Tentu pesannya ialah bahwa kemarahan yang asal-asalan, yang tidak dipertimbangkan dengan matang seperti dijelaskan dalam keenam poin di atas, hanyalah akan memperburuk suasana. Dan sering kali kita didoktrin bahwa marah itu dapat meningkatkan risiko serangan jantung, akan memicu stres, meningkatkan tekanan darah tinggi, mengalami gangguan tidur.
Namun saya akan membagikan penemuan baru bahwa orang yang paling bahagia ternyata bukanlah orang yang tak pernah menunjukkan rasa marahnya. Dan kata Tamir,[3] “orang yang lebih bahagia adalah mereka yang menjalani emosi secara alami dan positif.
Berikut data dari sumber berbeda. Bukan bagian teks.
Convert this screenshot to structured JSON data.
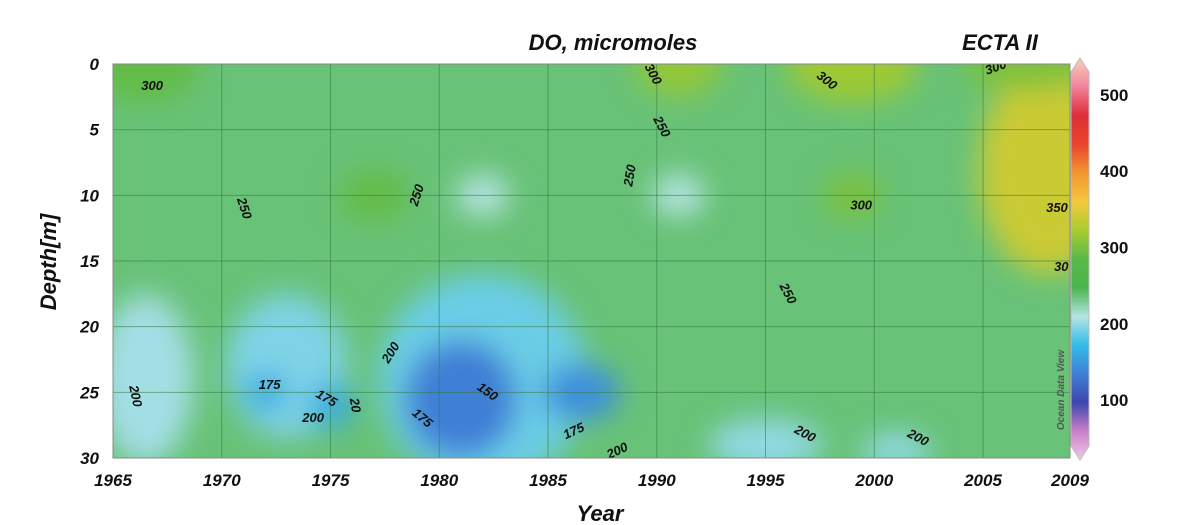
{
  "chart_data": {
    "type": "heatmap",
    "title": "DO, micromoles",
    "subtitle": "ECTA II",
    "xlabel": "Year",
    "ylabel": "Depth[m]",
    "x_ticks": [
      "1965",
      "1970",
      "1975",
      "1980",
      "1985",
      "1990",
      "1995",
      "2000",
      "2005",
      "2009"
    ],
    "y_ticks": [
      "0",
      "5",
      "10",
      "15",
      "20",
      "25",
      "30"
    ],
    "xlim": [
      1965,
      2009
    ],
    "ylim": [
      30,
      0
    ],
    "colorbar": {
      "ticks": [
        "100",
        "200",
        "300",
        "400",
        "500"
      ],
      "range": [
        40,
        530
      ],
      "colors": [
        "#f2c9e8",
        "#c97fc9",
        "#3d46ae",
        "#3f7fd6",
        "#33bce8",
        "#b6e4e4",
        "#49b54c",
        "#58b94a",
        "#aacc2f",
        "#f5c73d",
        "#f29530",
        "#e9442c",
        "#de2e38",
        "#f2839a",
        "#f7d1b8"
      ],
      "label": "Ocean Data View"
    },
    "background_value": 240,
    "features": [
      {
        "x": 1966.5,
        "y": 0,
        "rx": 2.5,
        "ry": 3.0,
        "value": 290
      },
      {
        "x": 1991,
        "y": 0,
        "rx": 2.0,
        "ry": 2.5,
        "value": 310
      },
      {
        "x": 1999,
        "y": 0,
        "rx": 3.0,
        "ry": 3.0,
        "value": 315
      },
      {
        "x": 1977,
        "y": 10,
        "rx": 1.6,
        "ry": 2.0,
        "value": 290
      },
      {
        "x": 1999,
        "y": 10,
        "rx": 1.3,
        "ry": 1.8,
        "value": 300
      },
      {
        "x": 2008,
        "y": 8,
        "rx": 3.2,
        "ry": 8.0,
        "value": 335
      },
      {
        "x": 2007,
        "y": 0,
        "rx": 3.0,
        "ry": 2.0,
        "value": 300
      },
      {
        "x": 1982,
        "y": 10,
        "rx": 1.2,
        "ry": 1.6,
        "value": 215
      },
      {
        "x": 1991,
        "y": 10,
        "rx": 1.2,
        "ry": 1.6,
        "value": 215
      },
      {
        "x": 1966.5,
        "y": 24,
        "rx": 2.2,
        "ry": 6.5,
        "value": 210
      },
      {
        "x": 1973,
        "y": 23,
        "rx": 2.8,
        "ry": 5.5,
        "value": 200
      },
      {
        "x": 1972,
        "y": 25,
        "rx": 1.0,
        "ry": 1.5,
        "value": 170
      },
      {
        "x": 1975,
        "y": 26,
        "rx": 1.0,
        "ry": 1.8,
        "value": 170
      },
      {
        "x": 1982,
        "y": 24,
        "rx": 4.8,
        "ry": 8.0,
        "value": 195
      },
      {
        "x": 1981,
        "y": 25.5,
        "rx": 2.6,
        "ry": 4.5,
        "value": 145
      },
      {
        "x": 1986.5,
        "y": 25,
        "rx": 1.8,
        "ry": 2.2,
        "value": 155
      },
      {
        "x": 1995,
        "y": 29,
        "rx": 2.6,
        "ry": 2.0,
        "value": 205
      },
      {
        "x": 2001,
        "y": 29.5,
        "rx": 1.6,
        "ry": 1.4,
        "value": 205
      }
    ],
    "contour_labels": [
      {
        "x": 1966.8,
        "y": 1.7,
        "text": "300",
        "angle": 0
      },
      {
        "x": 1989.8,
        "y": 0.8,
        "text": "300",
        "angle": 62
      },
      {
        "x": 1997.8,
        "y": 1.3,
        "text": "300",
        "angle": 38
      },
      {
        "x": 2005.6,
        "y": 0.3,
        "text": "300",
        "angle": -20
      },
      {
        "x": 1990.2,
        "y": 4.8,
        "text": "250",
        "angle": 62
      },
      {
        "x": 1971.0,
        "y": 11.0,
        "text": "250",
        "angle": 72
      },
      {
        "x": 1979.0,
        "y": 10.0,
        "text": "250",
        "angle": -72
      },
      {
        "x": 1988.8,
        "y": 8.5,
        "text": "250",
        "angle": -80
      },
      {
        "x": 1999.4,
        "y": 10.8,
        "text": "300",
        "angle": 0
      },
      {
        "x": 2008.4,
        "y": 11.0,
        "text": "350",
        "angle": 0
      },
      {
        "x": 2008.6,
        "y": 15.5,
        "text": "30",
        "angle": 0
      },
      {
        "x": 1996.0,
        "y": 17.5,
        "text": "250",
        "angle": 62
      },
      {
        "x": 1966.0,
        "y": 25.3,
        "text": "200",
        "angle": 78
      },
      {
        "x": 1977.8,
        "y": 22.0,
        "text": "200",
        "angle": -58
      },
      {
        "x": 1972.2,
        "y": 24.5,
        "text": "175",
        "angle": 0
      },
      {
        "x": 1974.2,
        "y": 27.0,
        "text": "200",
        "angle": 0
      },
      {
        "x": 1974.8,
        "y": 25.5,
        "text": "175",
        "angle": 30
      },
      {
        "x": 1976.1,
        "y": 26.0,
        "text": "20",
        "angle": 80
      },
      {
        "x": 1979.2,
        "y": 27.0,
        "text": "175",
        "angle": 40
      },
      {
        "x": 1982.2,
        "y": 25.0,
        "text": "150",
        "angle": 35
      },
      {
        "x": 1986.2,
        "y": 28.0,
        "text": "175",
        "angle": -25
      },
      {
        "x": 1988.2,
        "y": 29.5,
        "text": "200",
        "angle": -25
      },
      {
        "x": 1996.8,
        "y": 28.2,
        "text": "200",
        "angle": 28
      },
      {
        "x": 2002.0,
        "y": 28.5,
        "text": "200",
        "angle": 28
      }
    ],
    "grid": true
  }
}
Saat marah disalurkan dengan baik, maka pemulihannya akan menjadi lebih cepat, tak ada dendam, tak ada penyesalan, dan itu menyehatkan mental, yang akhirnya membuat hidup lebih bahagia secara keseluruhan. Karena kebahagiaan juga tentang merasakan emosi lain, seperti kecewa atau marah, yang sama-sama berharga bagi kesehatan mental.
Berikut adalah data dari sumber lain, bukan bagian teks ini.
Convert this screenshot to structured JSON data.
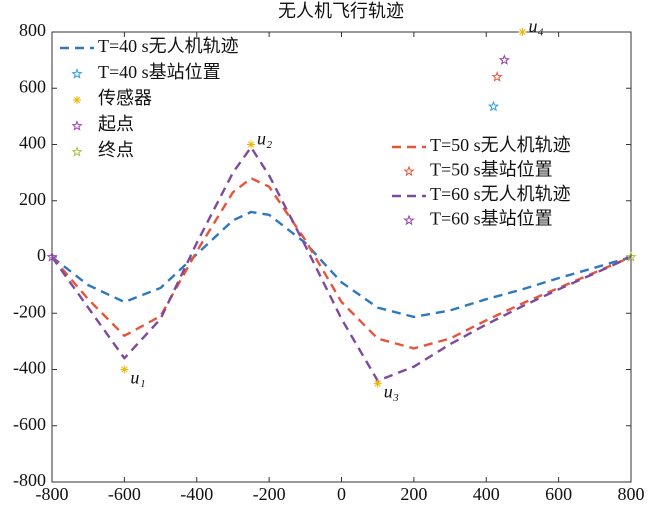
{
  "chart_data": {
    "type": "line",
    "title": "无人机飞行轨迹",
    "x": [
      -800,
      -700,
      -600,
      -500,
      -400,
      -300,
      -250,
      -200,
      -100,
      0,
      100,
      200,
      300,
      400,
      500,
      600,
      700,
      800
    ],
    "series": [
      {
        "name": "T=40 s无人机轨迹",
        "color": "#2e78c0",
        "dash": true,
        "values": [
          0,
          -100,
          -160,
          -110,
          10,
          130,
          160,
          150,
          50,
          -90,
          -180,
          -213,
          -190,
          -150,
          -115,
          -75,
          -38,
          0
        ]
      },
      {
        "name": "T=50 s无人机轨迹",
        "color": "#e8543a",
        "dash": true,
        "values": [
          0,
          -150,
          -280,
          -210,
          20,
          230,
          280,
          250,
          60,
          -160,
          -290,
          -325,
          -290,
          -225,
          -165,
          -110,
          -55,
          0
        ]
      },
      {
        "name": "T=60 s无人机轨迹",
        "color": "#7e4a9e",
        "dash": true,
        "values": [
          0,
          -180,
          -360,
          -220,
          50,
          300,
          390,
          290,
          40,
          -220,
          -440,
          -390,
          -310,
          -240,
          -175,
          -115,
          -58,
          0
        ]
      }
    ],
    "markers": [
      {
        "name": "T=40 s基站位置",
        "color": "#2e9ee0",
        "marker": "star",
        "x": [
          420
        ],
        "values": [
          535
        ]
      },
      {
        "name": "传感器",
        "color": "#f0b400",
        "marker": "asterisk",
        "x": [
          -600,
          -250,
          100,
          500
        ],
        "values": [
          -400,
          400,
          -450,
          800
        ]
      },
      {
        "name": "起点",
        "color": "#a040c0",
        "marker": "star",
        "x": [
          -800
        ],
        "values": [
          0
        ]
      },
      {
        "name": "终点",
        "color": "#a8c040",
        "marker": "star",
        "x": [
          800
        ],
        "values": [
          0
        ]
      },
      {
        "name": "T=50 s基站位置",
        "color": "#e8543a",
        "marker": "star",
        "x": [
          430
        ],
        "values": [
          640
        ]
      },
      {
        "name": "T=60 s基站位置",
        "color": "#8e3aa8",
        "marker": "star",
        "x": [
          450
        ],
        "values": [
          700
        ]
      }
    ],
    "annotations": [
      "u₁",
      "u₂",
      "u₃",
      "u₄"
    ],
    "xlim": [
      -800,
      800
    ],
    "ylim": [
      -800,
      800
    ],
    "xticks": [
      -800,
      -600,
      -400,
      -200,
      0,
      200,
      400,
      600,
      800
    ],
    "yticks": [
      -800,
      -600,
      -400,
      -200,
      0,
      200,
      400,
      600,
      800
    ]
  }
}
Pada posisi Yesus sangat marah dengan para pedagang yang berjualan di halaman Bait Allah, kita bisa masuk sejenak dan memainkan peran sebagai seorang pedagang. Sebagai seorang pedagang yang dimarahi Yesus, maka saat ini pula kesempatan yang baik bagi kita untuk melakukan koreksi diri. Mengapa Yesus itu marah? Mungkin menjadi sebuah nasihat dan bertujuan baik sehingga marah itu boleh jadi sebagai tanda kasih sayang. Marah itu berupa nasihat yang akan menimbulkan pemikiran untuk mengubah perilaku yang salah. Misalnya, orangtua terhadap anaknya, marah seorang guru terhadap siswa, dan seterusnya.
Akhirnya, supaya marah kita menjadi marah yang berkualitas, maka dapat diterapkan dan mengikuti tips mengelola emosi oleh Galuh Novi Wulandari[4], yakni: Pertama, Tenangkan diri, Kedua, Pertimbangkan dampak yang terjadi jika marah tidak terkontrol. Hubungan dengan keluarga, saudara, relasi dan yang lainnya dapat merenggang bahkan hancur ketika amarah tidak terkontrol. Ketiga, jangan bereaksi berlebihan ketika sedang marah. Marah boleh namun dengan wajar, sesuaikan dengan permasalahan yang terjadi. Keempat, Berdoa dapat membantu dalam mengontrol emosi. Kepercayaan terhadap Tuhan dapat membuat diri kuat menghadapi suatu masalah, dan berserah diri terhadap hasilnya akan membuat hati senantiasa ikhlas. Dan yang Kelima, Waktu yang tepat. Pahamilah bahwa berteriak dan menangis adalah hal yang wajar ketika sedang marah. Namun ada kalanya untuk kita dapat mengetahui pula waktu yang tepat untuk mengeluarkannya. Jangan asal melampiaskan emosi sesaat yang akhirnya akan disesali di kemudian hari.
Sekian.
[1] https://www.djkn.kemenkeu.go.id/kpknl-pangkalanbun/baca-artikel/15965/BOLEHKAH-SAYA-MARAH.html
[2] Link nukilan: https://pesankasihdarisurga.blogspot.com/2016/02/tentang-yesus-marah.html
[3] Untuk mempelajari dampak berbagai emosi terhadap keseluruhan kebahagiaan, peneliti Maya Tamir PhD dan rekan-rekannya di Hebrew University of Jerusalem, melakukan wawancara dengan 2.324 mahasiswa di delapan negara, termasuk Amerika Serikat.